With co-director Bonnie Gregory, Rod also initiated in 2001 what is now four student fiddle groups in South Edmonton, Gateway Fiddlers, Veteran Gateway (Intermediate), Pre-Festival City Fiddlers and Festival City Fiddlers (Advanced). Rod has co-produced numerous student fiddle CDs and books for these student groups during the last twelve years.

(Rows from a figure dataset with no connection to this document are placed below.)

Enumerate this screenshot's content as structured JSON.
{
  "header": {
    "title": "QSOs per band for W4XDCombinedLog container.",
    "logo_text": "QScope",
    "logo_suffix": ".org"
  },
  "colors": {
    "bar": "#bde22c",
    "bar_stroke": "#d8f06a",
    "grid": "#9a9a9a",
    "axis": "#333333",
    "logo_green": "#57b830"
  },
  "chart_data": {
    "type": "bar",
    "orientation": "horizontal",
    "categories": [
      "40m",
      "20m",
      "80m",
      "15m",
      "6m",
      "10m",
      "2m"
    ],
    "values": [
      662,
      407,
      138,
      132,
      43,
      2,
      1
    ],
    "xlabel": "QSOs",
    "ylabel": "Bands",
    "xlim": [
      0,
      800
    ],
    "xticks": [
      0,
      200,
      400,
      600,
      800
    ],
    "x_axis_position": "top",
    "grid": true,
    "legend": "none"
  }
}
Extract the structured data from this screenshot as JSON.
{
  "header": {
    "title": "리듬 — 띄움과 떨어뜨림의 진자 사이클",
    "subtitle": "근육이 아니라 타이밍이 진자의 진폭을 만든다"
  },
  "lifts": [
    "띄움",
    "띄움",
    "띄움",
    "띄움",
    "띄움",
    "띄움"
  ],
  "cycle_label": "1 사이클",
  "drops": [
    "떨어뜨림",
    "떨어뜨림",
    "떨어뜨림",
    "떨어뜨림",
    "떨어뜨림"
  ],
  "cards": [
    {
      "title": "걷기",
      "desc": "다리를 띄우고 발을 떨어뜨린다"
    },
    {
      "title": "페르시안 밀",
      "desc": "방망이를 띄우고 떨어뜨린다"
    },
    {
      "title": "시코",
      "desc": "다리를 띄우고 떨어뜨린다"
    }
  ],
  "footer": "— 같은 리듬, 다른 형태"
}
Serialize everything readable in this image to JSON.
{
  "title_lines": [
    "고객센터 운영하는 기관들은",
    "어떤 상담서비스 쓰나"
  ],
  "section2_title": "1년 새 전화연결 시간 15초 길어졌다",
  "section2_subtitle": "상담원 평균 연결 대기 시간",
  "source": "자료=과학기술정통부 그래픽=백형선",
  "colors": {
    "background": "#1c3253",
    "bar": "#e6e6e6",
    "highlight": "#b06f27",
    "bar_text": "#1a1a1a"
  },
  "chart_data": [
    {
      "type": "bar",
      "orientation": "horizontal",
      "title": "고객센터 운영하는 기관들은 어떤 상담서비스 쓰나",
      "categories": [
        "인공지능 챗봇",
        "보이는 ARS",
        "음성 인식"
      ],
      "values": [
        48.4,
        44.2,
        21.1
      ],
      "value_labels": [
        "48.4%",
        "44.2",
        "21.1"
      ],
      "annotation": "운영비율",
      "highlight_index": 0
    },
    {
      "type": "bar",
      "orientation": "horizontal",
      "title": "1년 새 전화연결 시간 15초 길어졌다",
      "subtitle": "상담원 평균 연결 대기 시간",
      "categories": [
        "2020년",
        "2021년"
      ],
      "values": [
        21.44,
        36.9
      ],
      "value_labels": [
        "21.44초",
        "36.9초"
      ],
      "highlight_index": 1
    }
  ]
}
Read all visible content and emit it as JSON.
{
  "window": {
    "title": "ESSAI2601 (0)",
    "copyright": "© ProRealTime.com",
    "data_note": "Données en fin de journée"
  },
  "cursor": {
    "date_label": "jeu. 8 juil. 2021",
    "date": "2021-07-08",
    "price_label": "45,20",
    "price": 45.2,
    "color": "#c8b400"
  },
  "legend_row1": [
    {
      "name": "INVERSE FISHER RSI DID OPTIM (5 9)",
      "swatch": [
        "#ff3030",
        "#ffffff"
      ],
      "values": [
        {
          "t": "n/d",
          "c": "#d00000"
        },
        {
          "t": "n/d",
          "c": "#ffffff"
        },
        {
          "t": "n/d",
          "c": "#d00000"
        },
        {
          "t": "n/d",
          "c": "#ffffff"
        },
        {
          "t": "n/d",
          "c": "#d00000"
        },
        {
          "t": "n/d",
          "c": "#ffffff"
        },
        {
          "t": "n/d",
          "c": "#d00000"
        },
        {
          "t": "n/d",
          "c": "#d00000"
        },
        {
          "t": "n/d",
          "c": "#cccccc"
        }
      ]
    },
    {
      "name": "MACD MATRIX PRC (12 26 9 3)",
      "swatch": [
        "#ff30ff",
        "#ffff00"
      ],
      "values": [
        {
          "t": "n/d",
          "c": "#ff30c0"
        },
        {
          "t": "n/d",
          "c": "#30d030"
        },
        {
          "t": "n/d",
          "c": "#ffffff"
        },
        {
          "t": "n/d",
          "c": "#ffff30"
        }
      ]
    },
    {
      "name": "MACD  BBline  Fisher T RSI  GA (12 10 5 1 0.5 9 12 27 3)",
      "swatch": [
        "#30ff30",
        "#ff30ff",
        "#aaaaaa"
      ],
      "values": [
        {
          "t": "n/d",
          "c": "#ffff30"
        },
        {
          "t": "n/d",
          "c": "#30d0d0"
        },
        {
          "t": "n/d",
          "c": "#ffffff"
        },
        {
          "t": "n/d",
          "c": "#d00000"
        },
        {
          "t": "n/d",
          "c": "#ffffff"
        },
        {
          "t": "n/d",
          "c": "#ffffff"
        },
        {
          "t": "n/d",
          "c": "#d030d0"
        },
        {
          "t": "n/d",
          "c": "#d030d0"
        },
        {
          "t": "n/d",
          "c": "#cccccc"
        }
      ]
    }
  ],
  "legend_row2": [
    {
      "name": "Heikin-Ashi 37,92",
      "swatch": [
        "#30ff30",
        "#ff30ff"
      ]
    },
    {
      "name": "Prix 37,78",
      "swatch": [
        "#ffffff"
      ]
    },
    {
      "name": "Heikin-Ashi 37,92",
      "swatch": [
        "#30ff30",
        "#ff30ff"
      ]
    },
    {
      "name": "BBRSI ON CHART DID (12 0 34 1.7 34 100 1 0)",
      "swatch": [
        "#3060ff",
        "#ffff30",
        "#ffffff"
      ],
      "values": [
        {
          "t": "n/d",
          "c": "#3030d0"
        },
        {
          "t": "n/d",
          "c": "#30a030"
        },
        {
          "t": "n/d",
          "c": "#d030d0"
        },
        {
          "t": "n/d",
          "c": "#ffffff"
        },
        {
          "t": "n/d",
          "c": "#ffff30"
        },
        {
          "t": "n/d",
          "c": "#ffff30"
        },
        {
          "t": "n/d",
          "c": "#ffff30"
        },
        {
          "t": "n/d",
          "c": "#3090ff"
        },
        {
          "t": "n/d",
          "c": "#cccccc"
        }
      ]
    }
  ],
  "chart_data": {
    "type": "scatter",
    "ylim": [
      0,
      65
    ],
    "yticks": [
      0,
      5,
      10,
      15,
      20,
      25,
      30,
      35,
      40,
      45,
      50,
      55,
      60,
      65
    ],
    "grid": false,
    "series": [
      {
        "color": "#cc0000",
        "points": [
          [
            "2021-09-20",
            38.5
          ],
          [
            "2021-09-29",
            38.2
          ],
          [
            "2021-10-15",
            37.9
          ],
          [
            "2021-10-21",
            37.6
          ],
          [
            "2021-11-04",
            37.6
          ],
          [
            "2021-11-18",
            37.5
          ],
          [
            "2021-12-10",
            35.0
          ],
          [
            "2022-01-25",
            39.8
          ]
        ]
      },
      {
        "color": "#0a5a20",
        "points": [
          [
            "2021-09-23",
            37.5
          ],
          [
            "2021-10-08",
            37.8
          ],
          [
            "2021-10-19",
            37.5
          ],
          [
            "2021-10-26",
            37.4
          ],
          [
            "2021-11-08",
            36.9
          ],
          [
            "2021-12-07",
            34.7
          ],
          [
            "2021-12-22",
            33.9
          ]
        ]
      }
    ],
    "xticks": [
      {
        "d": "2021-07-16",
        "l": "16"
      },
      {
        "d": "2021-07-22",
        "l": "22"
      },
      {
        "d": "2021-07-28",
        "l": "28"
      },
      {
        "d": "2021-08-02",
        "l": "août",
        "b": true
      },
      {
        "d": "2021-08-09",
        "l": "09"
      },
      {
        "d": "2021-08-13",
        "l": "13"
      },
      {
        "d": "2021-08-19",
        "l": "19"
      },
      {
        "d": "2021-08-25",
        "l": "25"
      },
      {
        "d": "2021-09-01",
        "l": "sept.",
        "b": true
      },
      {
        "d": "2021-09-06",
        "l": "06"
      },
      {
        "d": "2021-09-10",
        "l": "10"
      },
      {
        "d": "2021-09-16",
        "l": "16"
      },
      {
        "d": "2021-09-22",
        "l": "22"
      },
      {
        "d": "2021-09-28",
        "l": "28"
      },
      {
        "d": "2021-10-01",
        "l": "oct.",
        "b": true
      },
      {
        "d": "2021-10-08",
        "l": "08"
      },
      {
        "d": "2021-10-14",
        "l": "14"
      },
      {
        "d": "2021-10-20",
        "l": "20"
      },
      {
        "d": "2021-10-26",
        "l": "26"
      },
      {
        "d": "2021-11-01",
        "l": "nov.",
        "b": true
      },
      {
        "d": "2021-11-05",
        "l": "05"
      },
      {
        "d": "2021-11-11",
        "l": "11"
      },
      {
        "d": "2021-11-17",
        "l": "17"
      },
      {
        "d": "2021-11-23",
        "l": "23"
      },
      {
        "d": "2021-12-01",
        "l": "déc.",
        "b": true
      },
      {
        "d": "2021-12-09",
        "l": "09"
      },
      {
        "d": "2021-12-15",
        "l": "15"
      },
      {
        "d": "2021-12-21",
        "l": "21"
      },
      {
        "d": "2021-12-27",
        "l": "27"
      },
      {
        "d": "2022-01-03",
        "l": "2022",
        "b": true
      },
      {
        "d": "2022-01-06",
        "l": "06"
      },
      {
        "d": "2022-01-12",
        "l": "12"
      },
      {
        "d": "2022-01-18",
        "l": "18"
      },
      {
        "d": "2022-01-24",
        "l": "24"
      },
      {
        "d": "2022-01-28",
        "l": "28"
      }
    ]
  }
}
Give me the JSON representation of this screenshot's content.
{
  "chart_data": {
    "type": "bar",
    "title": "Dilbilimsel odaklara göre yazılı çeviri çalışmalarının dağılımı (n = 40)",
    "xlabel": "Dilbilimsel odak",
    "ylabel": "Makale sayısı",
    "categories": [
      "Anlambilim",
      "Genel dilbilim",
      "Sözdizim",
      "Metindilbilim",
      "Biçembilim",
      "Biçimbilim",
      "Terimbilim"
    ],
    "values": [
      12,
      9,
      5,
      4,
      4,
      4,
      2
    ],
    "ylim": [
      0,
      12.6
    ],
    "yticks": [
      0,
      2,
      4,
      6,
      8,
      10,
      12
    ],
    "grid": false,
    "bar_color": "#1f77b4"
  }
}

Rod's professional performance career also started in 1981. Highlights include touring Western Ukraine during the summer of 2008 with the Ukrainian fusion band The Kubasonics, and also during 2008 performing and co-presenting a paper at NAFCo, the North Atlantic Fiddle Convention in St. John's NFLD. Over the years, Rod has toured much of Canada with the Kubasonics and various other musical projects. Recording projects include Crystal Plammondon “Carpe Diem” (1993), Rod Olstad “New Time Fiddle Tunes of Freddy Lang” (1996), Sticks and Stones "Tuning In" (1999), the Kubasonics ("Giants of the Prairies" (2002)/ "Big Beet Music" (2005), “The Kubasonics IV: Play” (2010)), "64 Fiddle Tunes Commonly Played in Alberta", “Original Alberta Fiddle Tunes”, and “Bellows and Bows”
During more recent years, Rod has performed with the following musicians/groups:
A passionate and enthusiastic player and instructor interested in several styles of music including classical, traditional Irish and Scottish fiddling, Bluegrass and oldtime, and some Scandinavian traditional music as well.